‘Duck with apples’ and English lessons
Menu choices during Ice Hockey World Championship
By Oksana Zakharinskaya
2014 will see Minsk hosting the Ice Hockey World Championship for the first time, gathering fans and players from around the globe. Needless to say, Belarusians are quite impatient for the event to begin and the capital is acquiring various new sports facilities and hotel accommodation. Of course, a comfortable bed for the night and fantastic ice rinks will be well remembered, but food is just as important; meanwhile, affordability and tastiness should go hand in hand.
‘Fan-zones’ and first-class restaurants
This year, the capital will boast a total of 175,000 square metres of retail space. Olga Yezapenkova, the Head of the Main Administration of the Consumer Market’s Public Catering Department (Minsk City Executive Committee) notes that 10,000 catering sites are state run. Minsk Arena alone has a shopping centre with a hypermarket, a restaurant and a cafe — suitable for adults and children. During the Ice Hockey World Championship, many temporary shops, seasonal cafes and places of entertainment will spring up, expanding the servicing zone by more than 20,000 seats near Minsk-Arena and Chizhovka-Arena. The accent will be on serving snacks and drinks, as well as larger meals and, of course, selling souvenirs. Ms. Yezapenkova notes that such restaurants and cafes will particularly serve traditional Belarusian cuisine. The Aginsky, Kuchmistr and Metelitsa cafes are newly opened at the Ice Palace, with all sites aiming to offer a range of traditional dishes, to suit every taste and budget.

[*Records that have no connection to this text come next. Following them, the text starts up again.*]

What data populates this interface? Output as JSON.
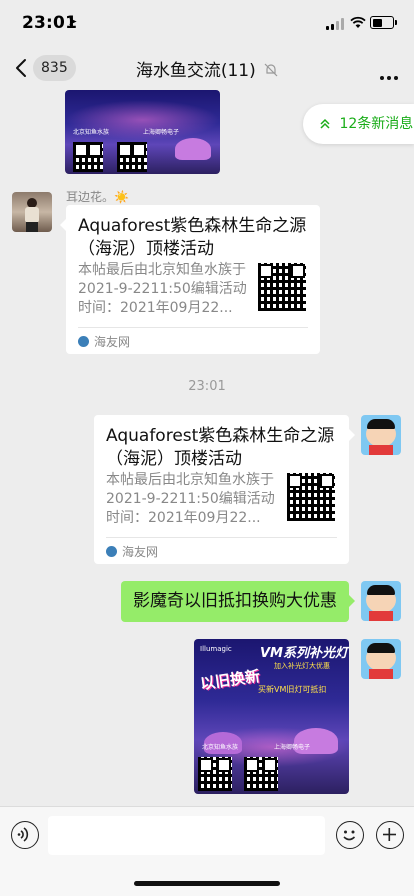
{
  "status_bar": {
    "time": "23:01"
  },
  "nav": {
    "back_count": "835",
    "title": "海水鱼交流(11)"
  },
  "new_messages": {
    "label": "12条新消息"
  },
  "messages": {
    "incoming_sender": "耳边花。☀️",
    "incoming_card": {
      "title": "Aquaforest紫色森林生命之源（海泥）顶楼活动",
      "desc": "本帖最后由北京知鱼水族于2021-9-2211:50编辑活动时间：2021年09月22...",
      "source": "海友网"
    },
    "timestamp": "23:01",
    "outgoing_card": {
      "title": "Aquaforest紫色森林生命之源（海泥）顶楼活动",
      "desc": "本帖最后由北京知鱼水族于2021-9-2211:50编辑活动时间：2021年09月22...",
      "source": "海友网"
    },
    "outgoing_text": "影魔奇以旧抵扣换购大优惠",
    "poster": {
      "brand": "Illumagic",
      "headline": "VM系列补光灯",
      "subhead": "加入补光灯大优惠",
      "badge": "以旧换新",
      "offer": "买新VM旧灯可抵扣",
      "shop_left": "北京知鱼水族",
      "shop_right": "上海卿畅电子"
    },
    "top_poster": {
      "shop_left": "北京知鱼水族",
      "shop_right": "上海卿畅电子"
    }
  },
  "input_bar": {
    "placeholder": ""
  },
  "colors": {
    "background": "#ededed",
    "bubble_green": "#95ec69",
    "accent_green": "#1aad19"
  }
}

The Victoria Hotel inside the Stolitsa Business Centre is already fully booked for the championship, and has planned its meals in advance. It will be hosting eight ice-hockey teams, including those from Germany, England, the USA and Norway, as well as foreign fans, notes Oksana Borko, who heads catering at the hotel. Its two dining halls can seat 120 and 140, serving buffet style European and Belarusian cuisine. Naturally, sportsmen tend to prefer healthy meal choices, so their trainers have liaised with the hotel to ensure that appropriate dishes are prepared. They seem very happy with the arrangements for accommodation and the menu, which offers vegetables, fruit, fish and seafood. Belarusian carp and sturgeon feature, cooked in various ways, while those seeking heavier Belarusian cuisine won’t be disappointed by duck with apples, pork medallions in a spicy sauce or potato pancakes stuffed with salmon, caviar and mushrooms.
Ms. Borko emphasises that all service and food will be of the highest level and menus will be offered in three languages: Russian, English and Belarusian. Staff are also having English lessons — with waiters and administrative staff learning tailored vocabulary.
Victor Radevich, the Chairman of Board of the Belarusian Association of Cooks believes that the standard of cuisine across the capital will surprise many visitors. A campaign is underway to encourage chefs to make wider use of sauces. Recipes, gathered from far and wide across Belarus and Europe, are being shared, ensuring that menus are diverse and mouth-watering. A recipe book of 194 dishes, with illustrations, is to be distributed, while a similar edition is planned for tasty snacks. Of course, many traditional Belarusian dishes use dried mushrooms, fresh berries, honey and locally grown herbs to flavour them.
Loading up on pasta before each game
Former Belarusian national hockey team player Vladimir Kopat notes that players need to be conservative in their diet. Meat, fruit and vegetables are important, as are carbohydrates before each match. Pasta is the usual meal beforehand, with athletes able to enjoy a wider range of foods on their days off, in moderation. Keeping fit in every way is essential, with nutrition playing an important role in performance.